Mom's Best Recipes
Recipe

Homemade Chili Crisp (Crunchy Style)

Crunchy, spicy, savory chili crisp with crispy shallots and garlic, toasted chilis, and a numbing Sichuan peppercorn kick. Spoon it on noodles, dumplings, eggs, and rice.

Author By Matt Campbell
4.9
A real photo of a small glass jar filled with deep red homemade chili crisp with visible crispy garlic and shallot bits, set on a kitchen counter with a spoon resting beside it

Chili crisp is the condiment I keep within arm’s reach when I want dinner to taste like I tried harder than I did. It is spicy, yes, but the real magic is the crunch. Crispy shallots and garlic, toasty dried chilis, and those little Sichuan peppercorns that make your tongue go, “Wait, is this… tingling?”

If you have made chili oil before, this is its louder cousin. Chili oil is mainly infused oil. Chili crisp is infused oil plus a pile of fried, crunchy bits you actually want to scoop up.

We are going to do this the reliable way: fry aromatics low and slow until golden and crisp, pour hot oil over a chili mix to bloom the flavor, then stir the crunch back in. It is simple, satisfying, and just chaotic enough to be fun.

A real photo of thinly sliced shallots gently frying in a small saucepan of oil, turning pale golden with tiny bubbles rising to the surface

Why It Works

  • Big flavor without weird ingredients. Most items are pantry-friendly, and the specialty pieces like Sichuan peppercorns are easy to find online or in many grocery stores now.
  • Crunch you can control. Frying the shallots and garlic separately keeps them from burning and gives you that snackable crisp texture.
  • Better balance than store-bought. You choose the heat level, sweetness, and salt so it hits your exact “Okay, wow” zone.
  • It upgrades everything. Noodles, dumplings, eggs, rice, roasted veggies, even a sad leftover chicken breast.

Pairs Well With

Storage Tips

Jar it up: Spoon the cooled chili crisp into a clean glass jar. Make sure the crunchy bits are mostly submerged in oil to help them stay fresher.

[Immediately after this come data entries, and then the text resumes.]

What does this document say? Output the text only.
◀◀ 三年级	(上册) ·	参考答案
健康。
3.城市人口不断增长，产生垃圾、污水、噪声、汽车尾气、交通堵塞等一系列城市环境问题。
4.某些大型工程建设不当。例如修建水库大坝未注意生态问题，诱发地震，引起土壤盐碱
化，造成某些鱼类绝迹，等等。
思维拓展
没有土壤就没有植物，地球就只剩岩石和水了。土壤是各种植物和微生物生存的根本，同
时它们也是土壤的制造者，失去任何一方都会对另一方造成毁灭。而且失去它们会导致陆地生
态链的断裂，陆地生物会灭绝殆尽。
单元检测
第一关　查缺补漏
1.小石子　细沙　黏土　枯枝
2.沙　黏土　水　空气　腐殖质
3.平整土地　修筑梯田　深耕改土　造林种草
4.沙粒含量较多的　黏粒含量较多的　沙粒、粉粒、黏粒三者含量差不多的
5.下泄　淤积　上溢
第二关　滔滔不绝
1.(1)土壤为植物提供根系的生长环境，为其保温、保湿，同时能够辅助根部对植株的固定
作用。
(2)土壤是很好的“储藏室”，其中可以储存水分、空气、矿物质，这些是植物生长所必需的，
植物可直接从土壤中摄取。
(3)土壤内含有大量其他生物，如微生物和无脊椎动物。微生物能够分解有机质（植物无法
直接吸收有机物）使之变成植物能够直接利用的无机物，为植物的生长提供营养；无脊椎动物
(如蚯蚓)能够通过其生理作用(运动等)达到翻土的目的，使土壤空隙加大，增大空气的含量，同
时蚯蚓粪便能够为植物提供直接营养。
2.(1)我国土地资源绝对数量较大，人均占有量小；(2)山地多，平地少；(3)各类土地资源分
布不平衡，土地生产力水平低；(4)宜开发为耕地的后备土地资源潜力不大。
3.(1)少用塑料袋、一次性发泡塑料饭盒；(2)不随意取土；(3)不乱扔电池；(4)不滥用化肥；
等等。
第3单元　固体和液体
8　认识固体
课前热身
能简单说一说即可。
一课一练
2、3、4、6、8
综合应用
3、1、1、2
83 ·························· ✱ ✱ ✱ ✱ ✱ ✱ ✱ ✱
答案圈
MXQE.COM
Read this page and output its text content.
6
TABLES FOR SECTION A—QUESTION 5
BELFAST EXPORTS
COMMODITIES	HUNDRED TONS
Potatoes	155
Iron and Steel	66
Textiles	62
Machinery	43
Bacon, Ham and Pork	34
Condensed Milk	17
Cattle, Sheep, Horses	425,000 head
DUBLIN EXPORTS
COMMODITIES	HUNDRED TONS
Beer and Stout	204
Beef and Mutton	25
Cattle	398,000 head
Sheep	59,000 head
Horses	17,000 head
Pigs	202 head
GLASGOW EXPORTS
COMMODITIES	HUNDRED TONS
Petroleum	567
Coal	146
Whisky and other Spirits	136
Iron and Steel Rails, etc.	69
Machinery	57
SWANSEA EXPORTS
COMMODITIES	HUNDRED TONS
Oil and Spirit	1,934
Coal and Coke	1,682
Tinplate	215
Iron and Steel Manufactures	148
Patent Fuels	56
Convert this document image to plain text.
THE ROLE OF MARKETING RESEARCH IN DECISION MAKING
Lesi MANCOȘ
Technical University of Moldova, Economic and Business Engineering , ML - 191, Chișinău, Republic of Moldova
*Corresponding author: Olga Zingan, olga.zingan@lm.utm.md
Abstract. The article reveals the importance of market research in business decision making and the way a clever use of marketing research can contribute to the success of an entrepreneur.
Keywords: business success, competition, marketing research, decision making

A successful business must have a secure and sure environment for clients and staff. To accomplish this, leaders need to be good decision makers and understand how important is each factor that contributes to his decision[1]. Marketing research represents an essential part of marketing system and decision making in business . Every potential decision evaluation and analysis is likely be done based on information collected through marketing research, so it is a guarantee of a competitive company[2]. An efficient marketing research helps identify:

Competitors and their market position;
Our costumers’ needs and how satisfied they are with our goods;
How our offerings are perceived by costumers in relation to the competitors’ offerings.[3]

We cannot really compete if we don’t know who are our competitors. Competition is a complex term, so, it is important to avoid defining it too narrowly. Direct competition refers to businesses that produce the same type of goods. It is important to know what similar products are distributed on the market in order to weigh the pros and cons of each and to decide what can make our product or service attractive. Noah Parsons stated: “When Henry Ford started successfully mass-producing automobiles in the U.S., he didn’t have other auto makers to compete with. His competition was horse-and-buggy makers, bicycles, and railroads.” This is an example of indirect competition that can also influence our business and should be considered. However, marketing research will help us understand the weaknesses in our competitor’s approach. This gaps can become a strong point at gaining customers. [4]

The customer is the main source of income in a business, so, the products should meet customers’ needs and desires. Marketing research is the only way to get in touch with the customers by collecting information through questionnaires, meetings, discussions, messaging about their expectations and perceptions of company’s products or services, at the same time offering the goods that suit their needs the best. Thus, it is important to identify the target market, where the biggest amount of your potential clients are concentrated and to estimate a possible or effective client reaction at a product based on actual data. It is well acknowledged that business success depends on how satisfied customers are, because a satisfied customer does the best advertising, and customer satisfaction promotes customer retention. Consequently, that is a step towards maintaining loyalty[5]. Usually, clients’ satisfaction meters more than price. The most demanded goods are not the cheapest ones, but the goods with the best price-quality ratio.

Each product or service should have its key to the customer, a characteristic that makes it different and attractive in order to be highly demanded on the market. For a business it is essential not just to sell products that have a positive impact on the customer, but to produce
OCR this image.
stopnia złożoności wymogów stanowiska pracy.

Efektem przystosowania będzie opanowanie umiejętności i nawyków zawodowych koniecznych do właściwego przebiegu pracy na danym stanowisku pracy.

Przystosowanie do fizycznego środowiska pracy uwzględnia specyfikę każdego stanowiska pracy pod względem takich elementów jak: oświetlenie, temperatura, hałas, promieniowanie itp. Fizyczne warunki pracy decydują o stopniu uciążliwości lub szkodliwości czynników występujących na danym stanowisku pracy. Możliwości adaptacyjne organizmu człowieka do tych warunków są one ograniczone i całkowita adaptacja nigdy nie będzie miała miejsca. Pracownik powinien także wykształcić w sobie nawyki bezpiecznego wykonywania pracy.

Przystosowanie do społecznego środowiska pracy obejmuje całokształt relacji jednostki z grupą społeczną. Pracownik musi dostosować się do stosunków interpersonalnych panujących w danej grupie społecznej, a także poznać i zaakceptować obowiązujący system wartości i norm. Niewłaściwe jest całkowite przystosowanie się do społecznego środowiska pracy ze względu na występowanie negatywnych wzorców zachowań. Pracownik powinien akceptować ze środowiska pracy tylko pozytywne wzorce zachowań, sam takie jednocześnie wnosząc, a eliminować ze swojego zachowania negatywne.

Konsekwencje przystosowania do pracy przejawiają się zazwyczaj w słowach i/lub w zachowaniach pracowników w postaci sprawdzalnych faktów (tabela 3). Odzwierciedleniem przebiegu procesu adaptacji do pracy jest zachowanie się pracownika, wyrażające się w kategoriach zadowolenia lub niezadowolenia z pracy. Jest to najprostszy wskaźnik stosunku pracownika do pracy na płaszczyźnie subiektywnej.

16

  • Fridge: Best within 2 to 4 weeks for peak crunch. It can last up to 1 month refrigerated if handled cleanly, but quality (and crunch) will slowly fade.
  • Room temperature: Not recommended for this recipe. Between the garlic and shallots and the addition of soy sauce and vinegar, keep it refrigerated for best quality and peace of mind.

Keep it crisp: Always use a clean, dry spoon. Water is the enemy here.

Oil level check: If the top looks dry after a few uses, drizzle in a bit more neutral oil to re-submerge the solids.

Food safety note: Discard immediately if you see mold, bubbling, or notice an off smell.

Common Questions

Is chili crisp the same as chili oil?

No. Chili oil is mostly infused oil. Chili crisp includes the infused oil plus a generous amount of fried crunchy aromatics and chili flakes that you scoop up and eat.

How spicy is this?

Medium-hot as written, but it depends a lot on your chilis. Crushed red pepper flakes and whole dried chilis vary wildly by brand and type. For milder chili crisp, use fewer dried chilis and add more mild chili flakes like Korean gochugaru. For hotter, add extra crushed red pepper or a small amount of cayenne.

What dried chilis should I use?

Use what you can find, but know the heat level changes. Chile de árbol is common and pretty punchy. Tien Tsin chilis are great too. If you are unsure, start with the lower amount and you can always add more flakes next batch.

Can I skip Sichuan peppercorns?

You can. You will lose the signature numbing tingle, but it will still be delicious. If you do use them, lightly crush them and consider sifting out any gritty black husks if your peppercorns are very woody. For extra aroma, toast them briefly in a dry pan, then crush.

Why did my garlic turn bitter?

Garlic goes from golden to burnt fast. Keep the heat at medium-low and pull the garlic as soon as it is light golden. Remember it continues to darken a bit from residual heat.

Do I have to strain the aromatics out first?

For this style, yes. Straining lets you stop the cooking at the exact right moment, and it keeps any browned bits from overcooking. Then you stir the crisp bits back in at the end.

What oil should I use?

Use a neutral oil like avocado, grapeseed, canola, or peanut. Extra virgin olive oil is not ideal here because the flavor is strong and it can smoke sooner at frying temps, which is not the vibe for chili crisp.

The first time I made chili crisp at home, I was convinced I would burn something, set off the smoke alarm, and end up eating plain noodles in shame. What actually happened was worse for my self control. I kept “taste testing” the crispy shallots like they were chips, then I started spooning the finished chili crisp onto everything I walked past. Eggs, rice, leftover chicken, a random piece of toast. The jar did not even make it a full week. Now I treat it like a kitchen staple, right next to salt. You know, the essentials.